As for the Palestinians themselves, when I went to visit the Palestinian Authority in Ramallah, they insisted that going to the UN was not a substitute for direct negotiations, but a prelude; a move to jar the needle on the skipping record that had produced nothing in 20 years. The Palestinians, as you might expect, feel the most let-down by Obama’s position on their UN bid.

Of course the US is still a major force and influence in the region. But the promise that Obama seemed to bring when he spoke at American University here has drained away after a lack of follow-through from Washington. “It would have been better if he had never spoken,” said a Western diplomat.

Letter from Ramallah: Abbas' bid for UN recognition

The Israeli-Palestinian issue is not a major driving force in the Arab Spring. It is not what sent the young out on the streets of Tunis and Cairo, and it is not the issue for which Syrians oppose their government. But the remarkable thing is that the Palestinian issue is always there. It won’t go away. Maybe it is issue number six or seven on everybody’s list of concerns, but it is on everybody’s list.

Of course some of the criticism of America is damned if you do, damned if you don’t. Esraa Abdel Fatah is a young woman of the Facebook-Twitter generation that was out early in Tahrir Square to bring down the government of Hosni Mubarak. Her beef with the US is that it hung on to Mubarak too long.

“I was very disappointed when Hilary Clinton said that Mubarak will keep the stability of the country,” she said. She fears that “the US has not learned the lesson of the Arab Spring.”

But if you talk to Saudis or Israelis, you will hear that Washington was too quick to throw Mubarak to the wolves.

The Supreme Council of the Armed Forces, known as SCAF, that now rules Egypt as it prepares for elections later this month, has kept its close relationship with the United States that goes back to Anwar Sadat’s historic turn to the West and his peace with Israel.
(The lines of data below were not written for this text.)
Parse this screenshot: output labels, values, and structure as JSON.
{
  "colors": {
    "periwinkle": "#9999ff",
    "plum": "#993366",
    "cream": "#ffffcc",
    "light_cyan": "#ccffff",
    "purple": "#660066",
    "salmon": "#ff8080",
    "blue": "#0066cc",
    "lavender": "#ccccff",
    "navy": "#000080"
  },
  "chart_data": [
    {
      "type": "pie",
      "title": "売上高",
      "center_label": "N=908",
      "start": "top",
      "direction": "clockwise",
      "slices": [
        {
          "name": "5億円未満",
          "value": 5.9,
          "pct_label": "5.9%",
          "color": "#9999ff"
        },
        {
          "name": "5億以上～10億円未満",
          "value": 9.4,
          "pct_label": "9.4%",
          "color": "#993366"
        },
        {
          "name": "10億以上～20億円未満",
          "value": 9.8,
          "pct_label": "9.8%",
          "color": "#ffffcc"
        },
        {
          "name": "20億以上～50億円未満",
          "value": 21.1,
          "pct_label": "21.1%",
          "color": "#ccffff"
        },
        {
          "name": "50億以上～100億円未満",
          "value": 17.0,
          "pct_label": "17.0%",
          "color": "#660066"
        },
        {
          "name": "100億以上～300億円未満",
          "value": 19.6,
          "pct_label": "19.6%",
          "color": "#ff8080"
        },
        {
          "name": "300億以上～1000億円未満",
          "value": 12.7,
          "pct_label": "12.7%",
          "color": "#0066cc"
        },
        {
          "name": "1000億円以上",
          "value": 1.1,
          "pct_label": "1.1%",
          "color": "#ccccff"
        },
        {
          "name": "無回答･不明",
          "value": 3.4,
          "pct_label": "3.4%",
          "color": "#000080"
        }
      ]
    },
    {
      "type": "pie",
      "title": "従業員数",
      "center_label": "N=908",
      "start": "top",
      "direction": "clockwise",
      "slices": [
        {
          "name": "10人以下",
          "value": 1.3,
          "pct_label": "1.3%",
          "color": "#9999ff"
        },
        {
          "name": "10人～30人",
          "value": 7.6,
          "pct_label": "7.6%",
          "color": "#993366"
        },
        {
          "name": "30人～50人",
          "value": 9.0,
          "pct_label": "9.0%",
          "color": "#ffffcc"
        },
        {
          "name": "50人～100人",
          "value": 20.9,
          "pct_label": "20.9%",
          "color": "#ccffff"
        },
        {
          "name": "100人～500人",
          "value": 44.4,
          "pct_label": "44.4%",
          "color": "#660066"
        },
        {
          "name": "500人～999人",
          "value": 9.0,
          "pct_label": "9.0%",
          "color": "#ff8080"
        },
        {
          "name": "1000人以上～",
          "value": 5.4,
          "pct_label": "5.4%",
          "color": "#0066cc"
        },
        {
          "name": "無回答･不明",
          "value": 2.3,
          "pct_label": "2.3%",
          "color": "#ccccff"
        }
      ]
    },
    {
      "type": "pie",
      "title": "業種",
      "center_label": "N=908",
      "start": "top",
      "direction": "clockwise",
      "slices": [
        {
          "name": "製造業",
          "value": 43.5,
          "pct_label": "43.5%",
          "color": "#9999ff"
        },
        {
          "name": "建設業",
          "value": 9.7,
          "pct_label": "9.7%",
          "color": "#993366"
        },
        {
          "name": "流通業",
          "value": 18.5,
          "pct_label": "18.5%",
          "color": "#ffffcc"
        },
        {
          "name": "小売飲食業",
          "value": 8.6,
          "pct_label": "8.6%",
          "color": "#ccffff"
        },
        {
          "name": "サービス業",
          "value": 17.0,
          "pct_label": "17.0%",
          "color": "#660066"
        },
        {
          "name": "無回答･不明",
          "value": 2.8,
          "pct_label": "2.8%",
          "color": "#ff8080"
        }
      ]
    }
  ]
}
At the same time, SCAF occasionally plays the anti-American card to prove its independence to its newly-proud population.

If there is one certainty rising out of all of the uncertainties of the Arab Spring and its future it is that the people are going to have more voice in how things are done than before when autocrats ruled. And public opinion is not running in favor of the United States.